HABER MERKEZİ- Medya Savunma Alanlarında süren amansız savaşın kış koşullarında böylesi bir devrimci hamle yapmak, Kürdistan özgürlük gerillasının durumu lehine çevirme ve süregiden savaşta inisiyatif üstünlüğü kurmanın yeni bir uğrağıdır. Kürdistan gerillası, Zap ve Xakurkê’deki muazzam devrimci savaş hamlesiyle, ezilenlerin savaşma azmini, gücünü, cesaretini, sınır tanımaz yaratıcı eylemini ispatladı. Faşizme karşı dövüşmeye hazır ezilenlerin umudunu büyüttü.
General Kış terimi, dünya savaş ve politika tarihine Napolyon’un Rusya’yı işgal seferi sırasında girer. 1812’de Napolyon ordusu altı yüz bin kişilik gücüyle Rusya’yı işgale girişir. Ancak Napolyon’un hesaba katmadığı bir unsur vardır: Kış mevsimi. Napolyon’un Rusya’yı işgal hevesi tarihi bir hezimetle sonuçlanır. O devasa ordusundan geriye otuz-kırk bin kişilik bir güç kalır. Rusya’nın Çarlık ordusu değil ama soğuk kış Napolyon’un ordusunu bitirmiştir. Bu savaşı emperyal bir locadan izleyen İngiliz mizahçılar durumu “General Kış, küçük sıskayı traş ediyor” biçiminde tasvir eder.
General Kış, bu tarihsel ‘an’dan itibaren askeri tarihin çok özel bir terimi haline gelir. Doğa ve savaş koşulları ilişkisinin açıklayıcı ve analitik bir terimi olarak anlam kazanır. General Kış, farklı zamanlarda ve farklı coğrafyalardaki savaşların sonucunu tayin eden bir doğal unsur ve koşul olmuştur. Tarihte kış koşullarını tanımayan askeri bakımdan kör stratejist ve çakma bir Napolyon olan ittihatçı Enver Paşa, yüz bin imparatorluk askerini Rus çarlığına karşı Kafkasya’ya doğru savaşa sürdü. Allahuekber dağlarında devasa bir ordu, General Kış tarafından biçildi. Doksan bin Osmanlı ordusu askeri, soğuktan donarak öldü. Bu büyük bir toplumsal travma olarak Türk halkının belleğine kazındı. General Kış, en büyük ve dünyaya nam salmış Nazi imparatorluk ordusunu da felç etti. İkinci Emperyalist Paylaşım Savaşı döneminde Stalingrad’da Nazi savaş makinasının durdurulması ve yenilgiye uğratılması sırasında General Kış, bir kez daha doğal ve kusursuz rolünü oynadı. Sovyet Kızılordusu ve partizanlar kış koşullarına yaslanarak Nazi ordusunu tarihi bir yenilgiye uğratmanın yolunu açtı.

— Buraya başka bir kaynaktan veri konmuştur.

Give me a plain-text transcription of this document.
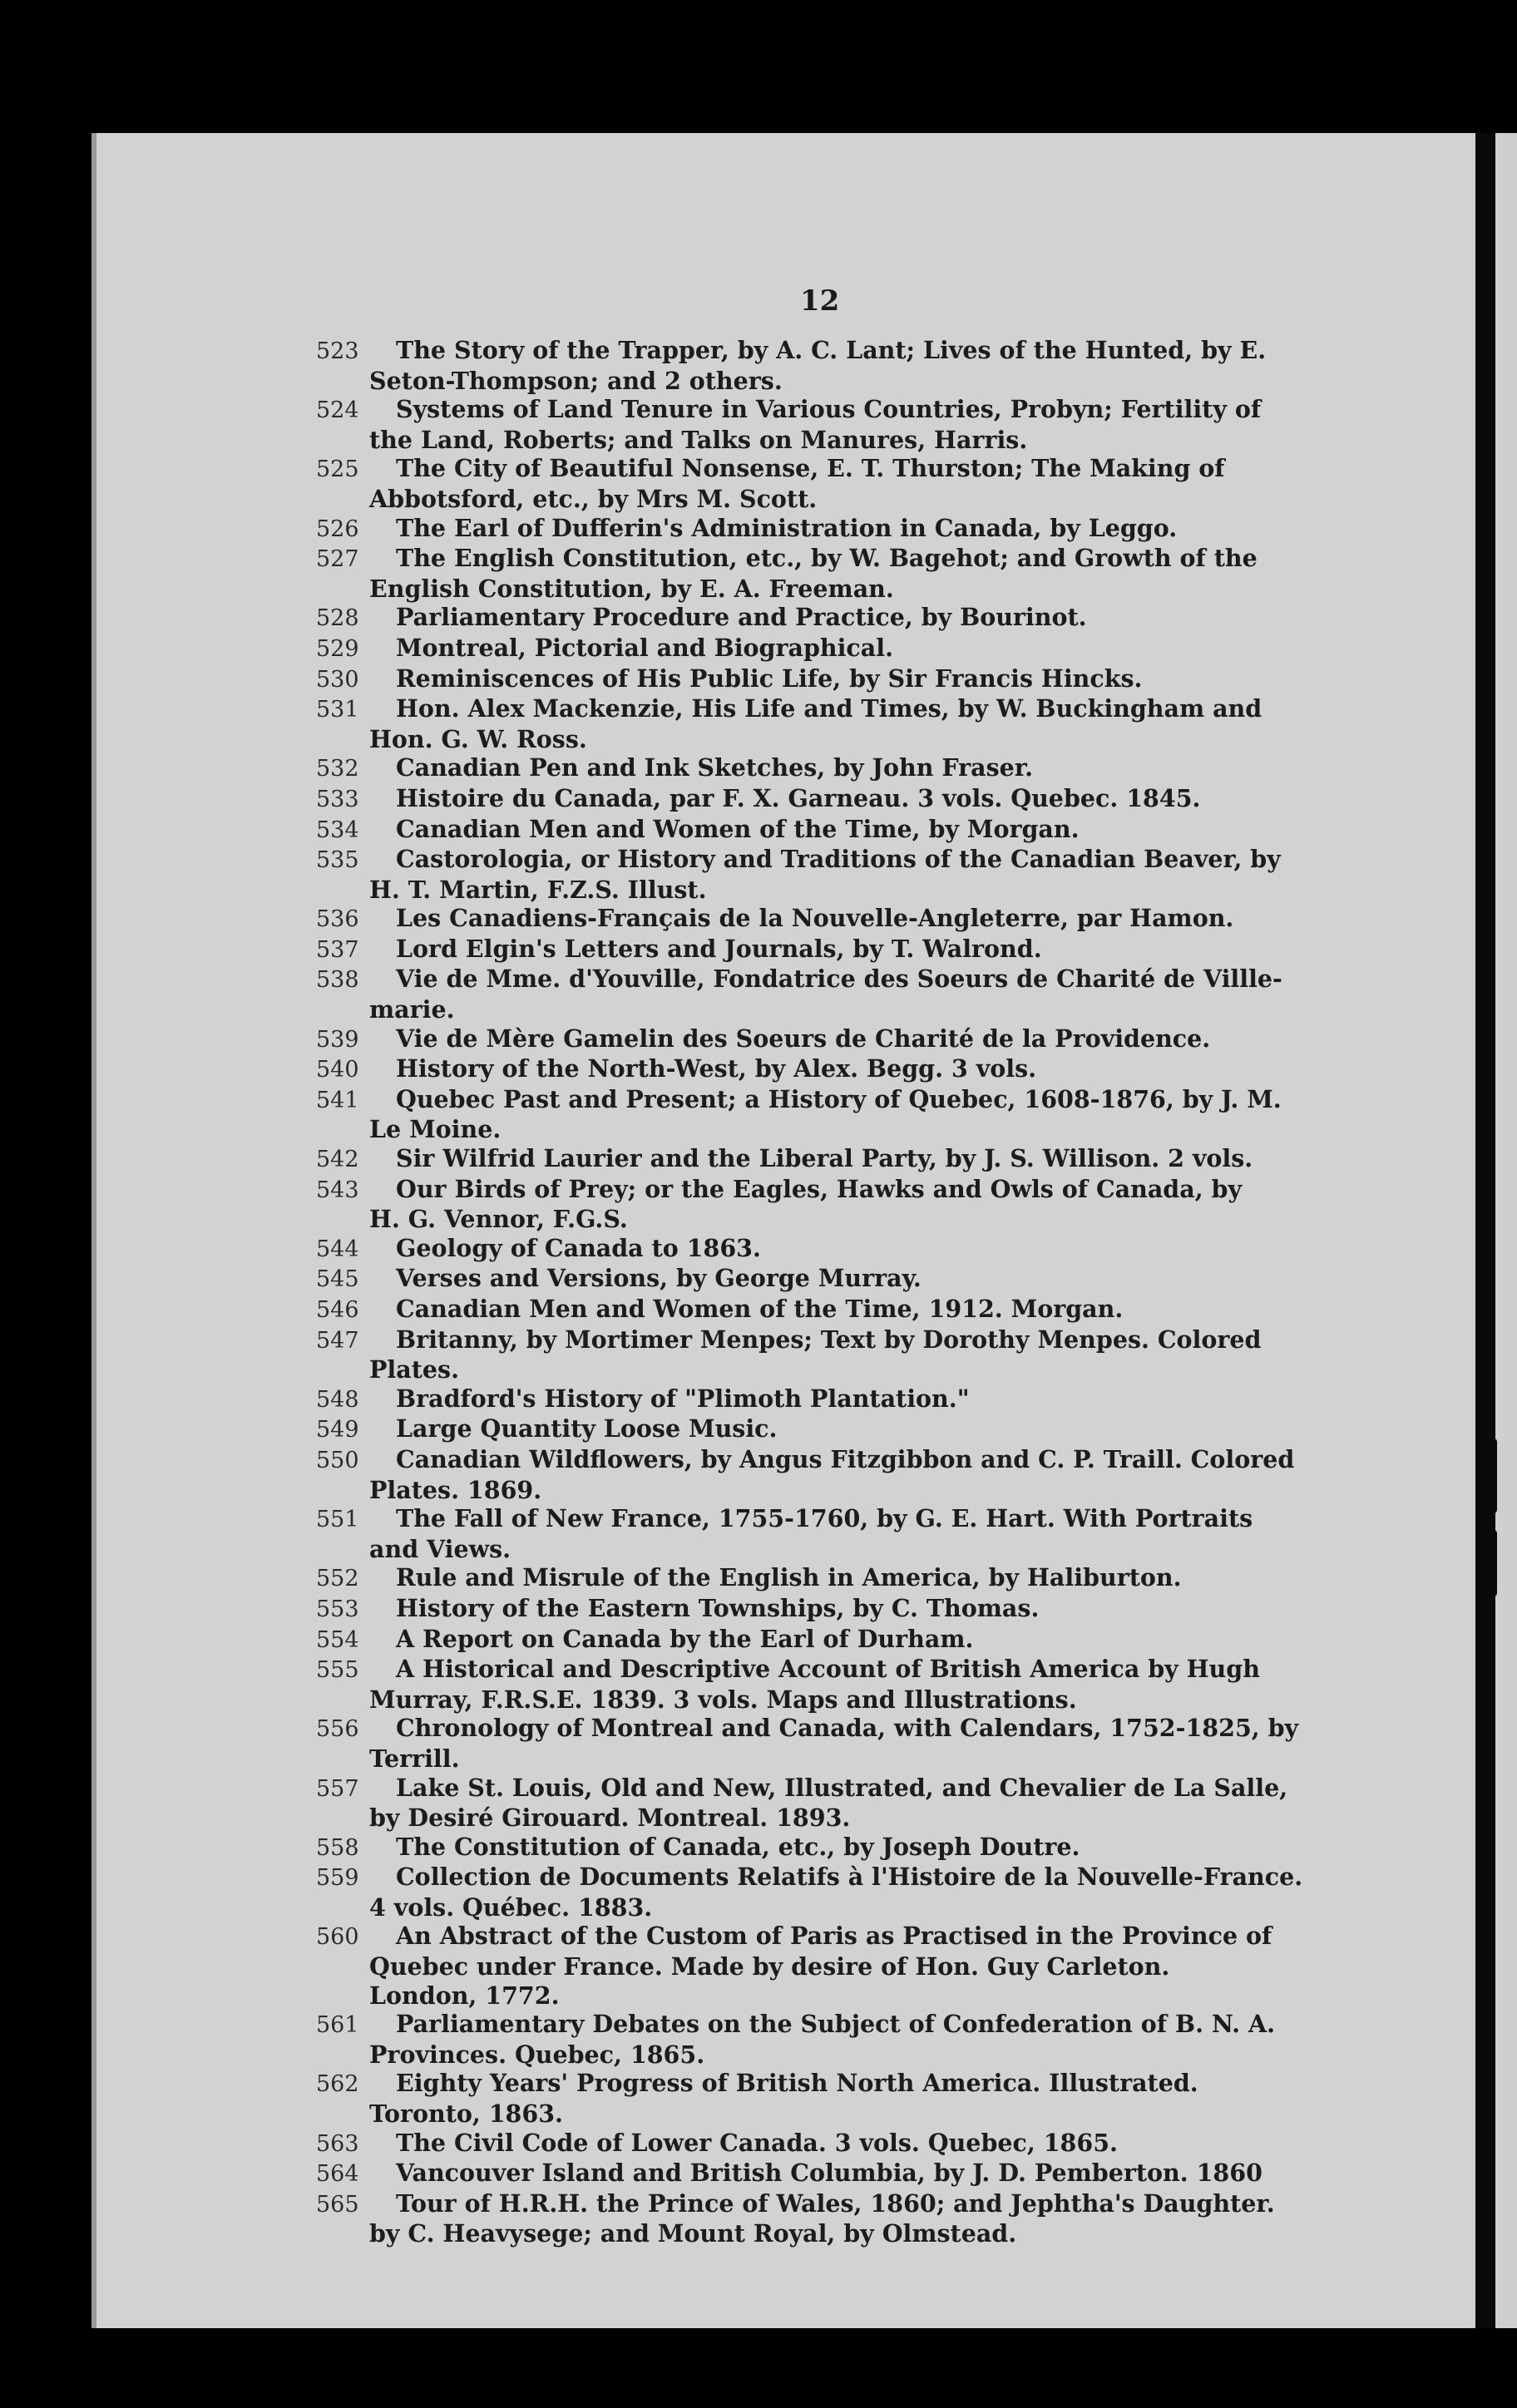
12
523 The Story of the Trapper, by A. C. Lant; Lives of the Hunted, by E.
Seton-Thompson; and 2 others.
524 Systems of Land Tenure in Various Countries, Probyn; Fertility of
the Land, Roberts; and Talks on Manures, Harris.
525 The City of Beautiful Nonsense, E. T. Thurston; The Making of
Abbotsford, etc., by Mrs M. Scott.
526 The Earl of Dufferin's Administration in Canada, by Leggo.
527 The English Constitution, etc., by W. Bagehot; and Growth of the
English Constitution, by E. A. Freeman.
528 Parliamentary Procedure and Practice, by Bourinot.
529 Montreal, Pictorial and Biographical.
530 Reminiscences of His Public Life, by Sir Francis Hincks.
531 Hon. Alex Mackenzie, His Life and Times, by W. Buckingham and
Hon. G. W. Ross.
532 Canadian Pen and Ink Sketches, by John Fraser.
533 Histoire du Canada, par F. X. Garneau. 3 vols. Quebec. 1845.
534 Canadian Men and Women of the Time, by Morgan.
535 Castorologia, or History and Traditions of the Canadian Beaver, by
H. T. Martin, F.Z.S. Illust.
536 Les Canadiens-Français de la Nouvelle-Angleterre, par Hamon.
537 Lord Elgin's Letters and Journals, by T. Walrond.
538 Vie de Mme. d'Youville, Fondatrice des Soeurs de Charité de Villle-
marie.
539 Vie de Mère Gamelin des Soeurs de Charité de la Providence.
540 History of the North-West, by Alex. Begg. 3 vols.
541 Quebec Past and Present; a History of Quebec, 1608-1876, by J. M.
Le Moine.
542 Sir Wilfrid Laurier and the Liberal Party, by J. S. Willison. 2 vols.
543 Our Birds of Prey; or the Eagles, Hawks and Owls of Canada, by
H. G. Vennor, F.G.S.
544 Geology of Canada to 1863.
545 Verses and Versions, by George Murray.
546 Canadian Men and Women of the Time, 1912. Morgan.
547 Britanny, by Mortimer Menpes; Text by Dorothy Menpes. Colored
Plates.
548 Bradford's History of "Plimoth Plantation."
549 Large Quantity Loose Music.
550 Canadian Wildflowers, by Angus Fitzgibbon and C. P. Traill. Colored
Plates. 1869.
551 The Fall of New France, 1755-1760, by G. E. Hart. With Portraits
and Views.
552 Rule and Misrule of the English in America, by Haliburton.
553 History of the Eastern Townships, by C. Thomas.
554 A Report on Canada by the Earl of Durham.
555 A Historical and Descriptive Account of British America by Hugh
Murray, F.R.S.E. 1839. 3 vols. Maps and Illustrations.
556 Chronology of Montreal and Canada, with Calendars, 1752-1825, by
Terrill.
557 Lake St. Louis, Old and New, Illustrated, and Chevalier de La Salle,
by Desiré Girouard. Montreal. 1893.
558 The Constitution of Canada, etc., by Joseph Doutre.
559 Collection de Documents Relatifs à l'Histoire de la Nouvelle-France.
4 vols. Québec. 1883.
560 An Abstract of the Custom of Paris as Practised in the Province of
Quebec under France. Made by desire of Hon. Guy Carleton.
London, 1772.
561 Parliamentary Debates on the Subject of Confederation of B. N. A.
Provinces. Quebec, 1865.
562 Eighty Years' Progress of British North America. Illustrated.
Toronto, 1863.
563 The Civil Code of Lower Canada. 3 vols. Quebec, 1865.
564 Vancouver Island and British Columbia, by J. D. Pemberton. 1860
565 Tour of H.R.H. the Prince of Wales, 1860; and Jephtha's Daughter.
by C. Heavysege; and Mount Royal, by Olmstead.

Salt devletler arasında düzenli orduların birbirlerine karşı yürüttüğü simetrik savaşlarda değil, egemen ve sömürgeci işgal devletlerine karşı halk-gerilla savaşlarında da doğa koşulları savaşı etkileyen ve tayin eden unsurlardan biridir. Denebilir ki savaşlarda doğanın coğrafya ve mevsim koşullarıyla yani General Kış’la, General Bataklık’la, General Cangıl veya Çöl’le en iyi “işbirliği” yapan ordu, savaşı kazanır. Gerilla savaşları, doğanın gücünden en yüksek ve yaratıcı biçimde yararlanmanın sayısız veri ve tecrübesiyle doludur.

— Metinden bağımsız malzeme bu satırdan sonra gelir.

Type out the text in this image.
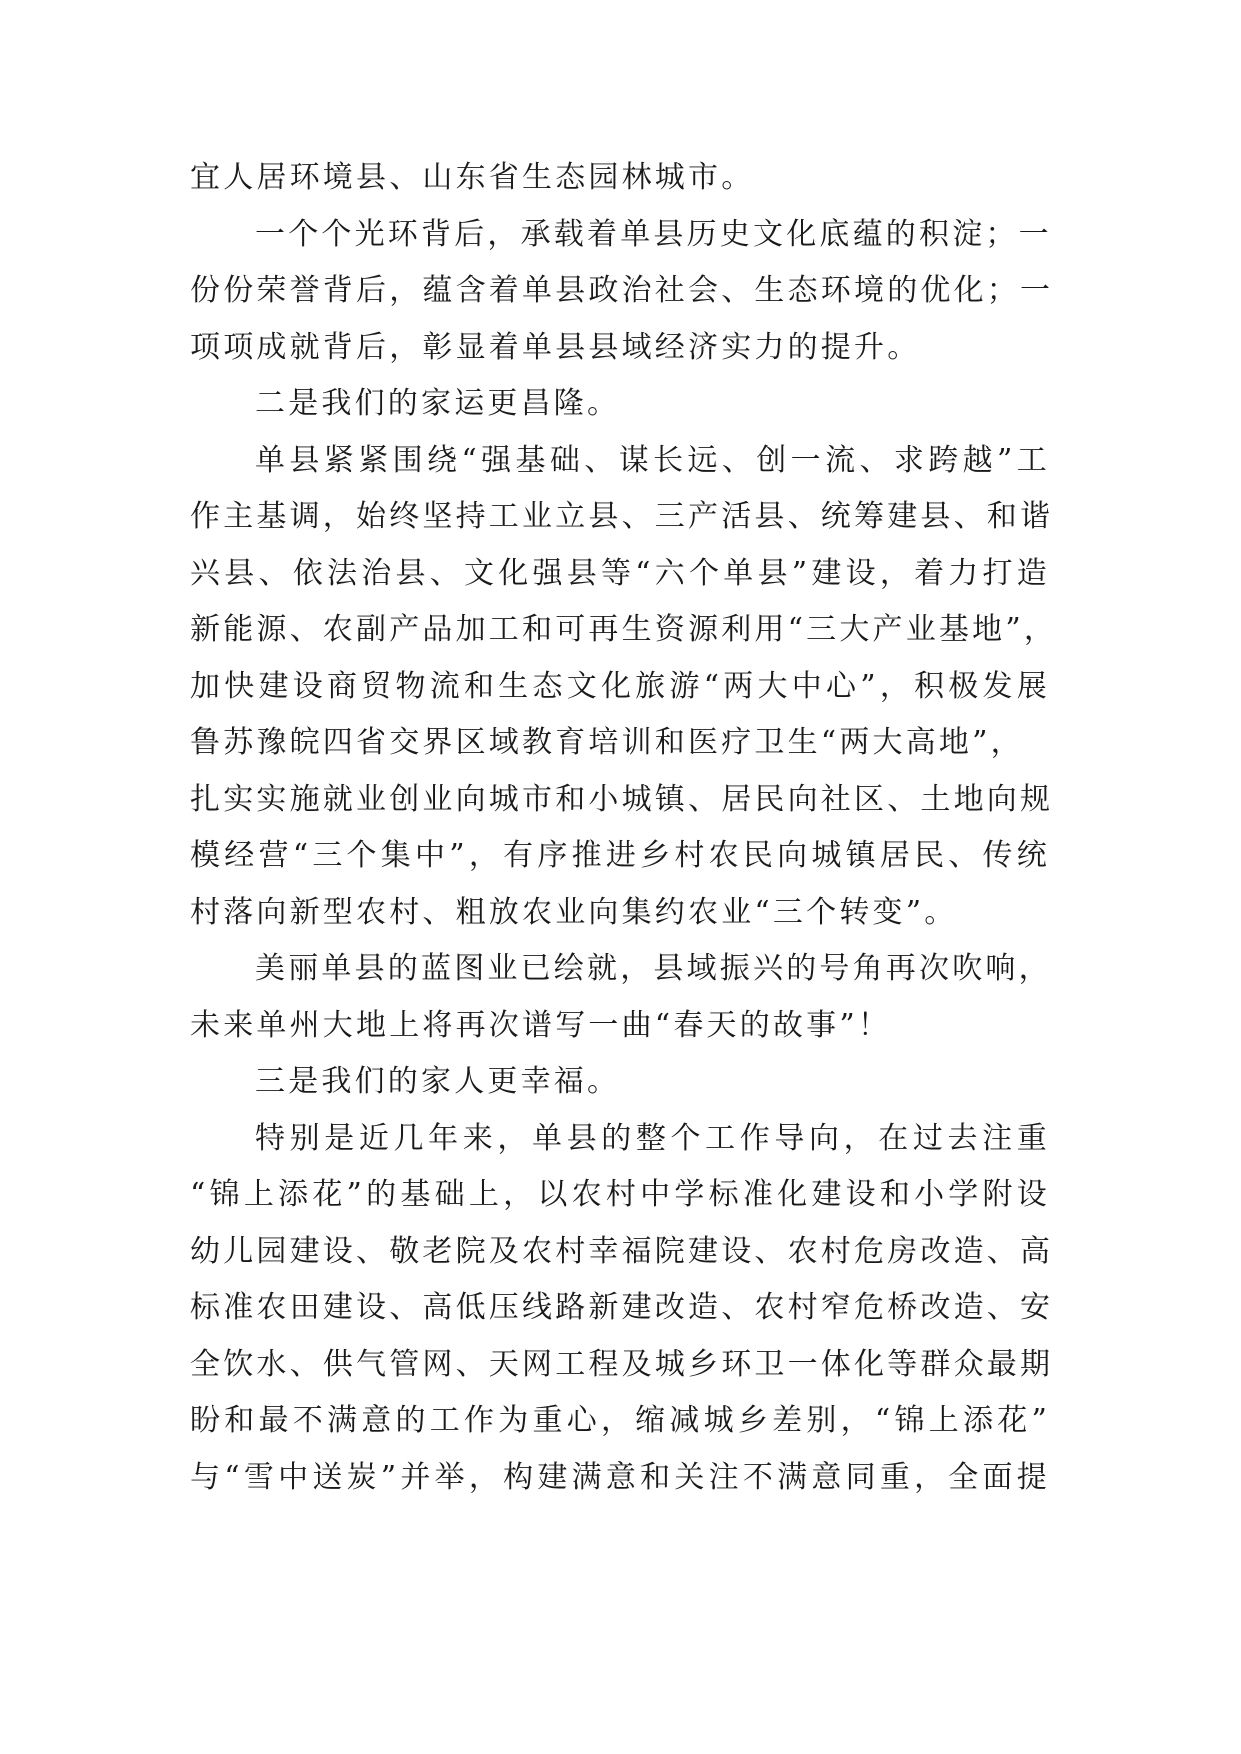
宜人居环境县、山东省生态园林城市。
一个个光环背后，承载着单县历史文化底蕴的积淀；一
份份荣誉背后，蕴含着单县政治社会、生态环境的优化；一
项项成就背后，彰显着单县县域经济实力的提升。
二是我们的家运更昌隆。
单县紧紧围绕“强基础、谋长远、创一流、求跨越”工
作主基调，始终坚持工业立县、三产活县、统筹建县、和谐
兴县、依法治县、文化强县等“六个单县”建设，着力打造
新能源、农副产品加工和可再生资源利用“三大产业基地”，
加快建设商贸物流和生态文化旅游“两大中心”，积极发展
鲁苏豫皖四省交界区域教育培训和医疗卫生“两大高地”，
扎实实施就业创业向城市和小城镇、居民向社区、土地向规
模经营“三个集中”，有序推进乡村农民向城镇居民、传统
村落向新型农村、粗放农业向集约农业“三个转变”。
美丽单县的蓝图业已绘就，县域振兴的号角再次吹响，
未来单州大地上将再次谱写一曲“春天的故事”！
三是我们的家人更幸福。
特别是近几年来，单县的整个工作导向，在过去注重
“锦上添花”的基础上，以农村中学标准化建设和小学附设
幼儿园建设、敬老院及农村幸福院建设、农村危房改造、高
标准农田建设、高低压线路新建改造、农村窄危桥改造、安
全饮水、供气管网、天网工程及城乡环卫一体化等群众最期
盼和最不满意的工作为重心，缩减城乡差别，“锦上添花”
与“雪中送炭”并举，构建满意和关注不满意同重，全面提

Güçsüzün güçlüye karşı eşitsiz savaşında, halklarımızın gerilla kuvvetleri farklı doğa koşullarından teknik ve taktik bakımdan azami ve yaratıcı biçimde yararlanmayı bilmiştir. Gerilla hareketlerinin düzenli ordu karşısında doğanın gücüne de yaslanarak, ondan yaratıcı bir şekilde yararlanıp taktik ve stratejik başarı sağladıkları gerçeği tarihin bize damıttığı temel bir derstir. 20. yüzyıl gerilla savaşlarının aynasından bakıldığında, doğa koşullarının gerilla mücadelesi bakımından belirleyici ve karakteristik olan yanları olduğu rahatlıkla görülebilir.

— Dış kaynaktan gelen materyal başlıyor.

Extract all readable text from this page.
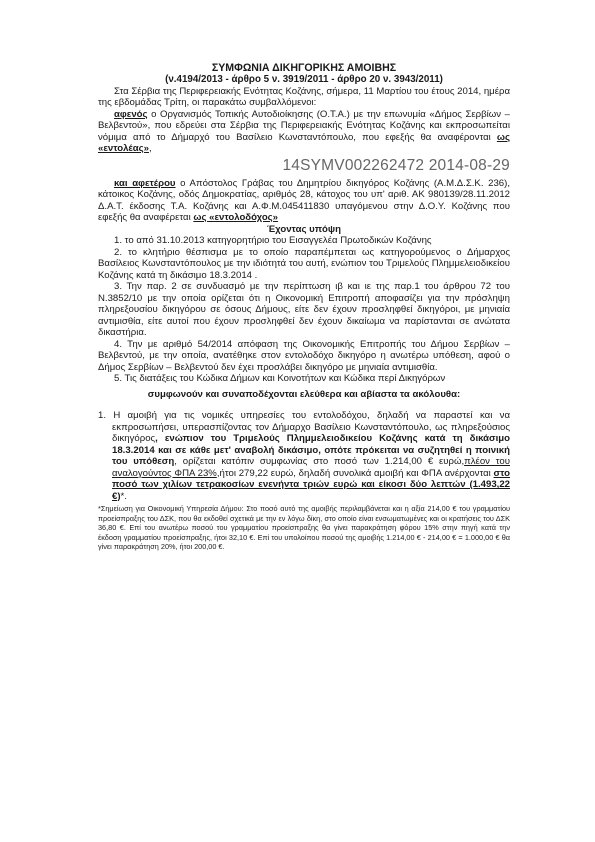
ΣΥΜΦΩΝΙΑ ΔΙΚΗΓΟΡΙΚΗΣ ΑΜΟΙΒΗΣ
(ν.4194/2013 - άρθρο 5 ν. 3919/2011 - άρθρο 20 ν. 3943/2011)

Στα Σέρβια της Περιφερειακής Ενότητας Κοζάνης, σήμερα, 11 Μαρτίου του έτους 2014, ημέρα της εβδομάδας Τρίτη, οι παρακάτω συμβαλλόμενοι:

αφενός ο Οργανισμός Τοπικής Αυτοδιοίκησης (Ο.Τ.Α.) με την επωνυμία «Δήμος Σερβίων –Βελβεντού», που εδρεύει στα Σέρβια της Περιφερειακής Ενότητας Κοζάνης και εκπροσωπείται νόμιμα από το Δήμαρχό του Βασίλειο Κωνσταντόπουλο, που εφεξής θα αναφέρονται ως «εντολέας»,

14SYMV002262472 2014-08-29

και αφετέρου ο Απόστολος Γράβας του Δημητρίου δικηγόρος Κοζάνης (Α.Μ.Δ.Σ.Κ. 236), κάτοικος Κοζάνης, οδός Δημοκρατίας, αριθμός 28, κάτοχος του υπ' αριθ. ΑΚ 980139/28.11.2012 Δ.Α.Τ. έκδοσης Τ.Α. Κοζάνης και Α.Φ.Μ.045411830 υπαγόμενου στην Δ.Ο.Υ. Κοζάνης που εφεξής θα αναφέρεται ως «εντολοδόχος»

Έχοντας υπόψη

1. το από 31.10.2013 κατηγορητήριο του Εισαγγελέα Πρωτοδικών Κοζάνης

2. το κλητήριο θέσπισμα με το οποίο παραπέμπεται ως κατηγορούμενος ο Δήμαρχος Βασίλειος Κωνσταντόπουλος με την ιδιότητά του αυτή, ενώπιον του Τριμελούς Πλημμελειοδικείου Κοζάνης κατά τη δικάσιμο 18.3.2014 .

3. Την παρ. 2 σε συνδυασμό με την περίπτωση ιβ και ιε της παρ.1 του άρθρου 72 του Ν.3852/10 με την οποία ορίζεται ότι η Οικονομική Επιτροπή αποφασίζει για την πρόσληψη πληρεξουσίου δικηγόρου σε όσους Δήμους, είτε δεν έχουν προσληφθεί δικηγόροι, με μηνιαία αντιμισθία, είτε αυτοί που έχουν προσληφθεί δεν έχουν δικαίωμα να παρίστανται σε ανώτατα δικαστήρια.

4. Την με αριθμό 54/2014 απόφαση της Οικονομικής Επιτροπής του Δήμου Σερβίων –Βελβεντού, με την οποία, ανατέθηκε στον εντολοδόχο δικηγόρο η ανωτέρω υπόθεση, αφού ο Δήμος Σερβίων – Βελβεντού δεν έχει προσλάβει δικηγόρο με μηνιαία αντιμισθία.

5. Τις διατάξεις του Κώδικα Δήμων και Κοινοτήτων και Κώδικα περί Δικηγόρων

συμφωνούν και συναποδέχονται ελεύθερα και αβίαστα τα ακόλουθα:

1. Η αμοιβή για τις νομικές υπηρεσίες του εντολοδόχου, δηλαδή να παραστεί και να εκπροσωπήσει, υπερασπίζοντας τον Δήμαρχο Βασίλειο Κωνσταντόπουλο, ως πληρεξούσιος δικηγόρος, ενώπιον του Τριμελούς Πλημμελειοδικείου Κοζάνης κατά τη δικάσιμο 18.3.2014 και σε κάθε μετ' αναβολή δικάσιμο, οπότε πρόκειται να συζητηθεί η ποινική του υπόθεση, ορίζεται κατόπιν συμφωνίας στο ποσό των 1.214,00 € ευρώ,πλέον του αναλογούντος ΦΠΑ 23%,ήτοι 279,22 ευρώ, δηλαδή συνολικά αμοιβή και ΦΠΑ ανέρχονται στο ποσό των χιλίων τετρακοσίων ενενήντα τριών ευρώ και είκοσι δύο λεπτών (1.493,22 €)*.

*Σημείωση για Οικονομική Υπηρεσία Δήμου: Στο ποσό αυτό της αμοιβής περιλαμβάνεται και η αξία 214,00 € του γραμματίου προείσπραξης του ΔΣΚ, που θα εκδοθεί σχετικά με την εν λόγω δίκη, στο οποίο είναι ενσωματωμένες και οι κρατήσεις του ΔΣΚ 36,80 €. Επί του ανωτέρω ποσού του γραμματίου προείσπραξης θα γίνει παρακράτηση φόρου 15% στην πηγή κατά την έκδοση γραμματίου προείσπραξης, ήτοι 32,10 €. Επί του υπολοίπου ποσού της αμοιβής 1.214,00 € - 214,00 € = 1.000,00 € θα γίνει παρακράτηση 20%, ήτοι 200,00 €.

Vietnam bataklıklarında Vietkongların ABD ordusunu yenilgiye uğratması, doğa koşullarıyla Vietkong gerillalarının mükemmel yaratıcı uyumunu ve birbirini kuvvetlendiren yanını gösterir. Kolombiya cangıllarında savaşan FARC, MLN gerillalarının Jungle’ları bir savaş siperi ve korunak haline getirerek düzenli orduyu durdurması ve darbelemesi, kurtarılmış bölgeler yaratması başka bir örnek olarak vurgulanabilir. Filipinler Komünist Partisi önderliğindeki Yeni Halk Ordusunun Filipinler ormanlarındaki varlığı da hakeza benzer bir gerçekliği somutlar. Hasıl-ı kelam ezilenlerin ezenlere karşı gerilla savaşlarında dağlar, cangıllar, ormanlar, bataklıklar, çöller, özgür alanlar haline getirilebilir. Doğanın diğer elverişli koşulları gerilla savaşının yaratıcı marifetiyle düzenli ordular berhava edebilir ve zafer elde edilebilir. 20. yüzyıl sosyal ve ulusal kurtuluş devrimlerinin çoğunda gerilla orduları, doğa ve savaş gerçekliğinin başarılı ve zengin deneyimlerini yarattı.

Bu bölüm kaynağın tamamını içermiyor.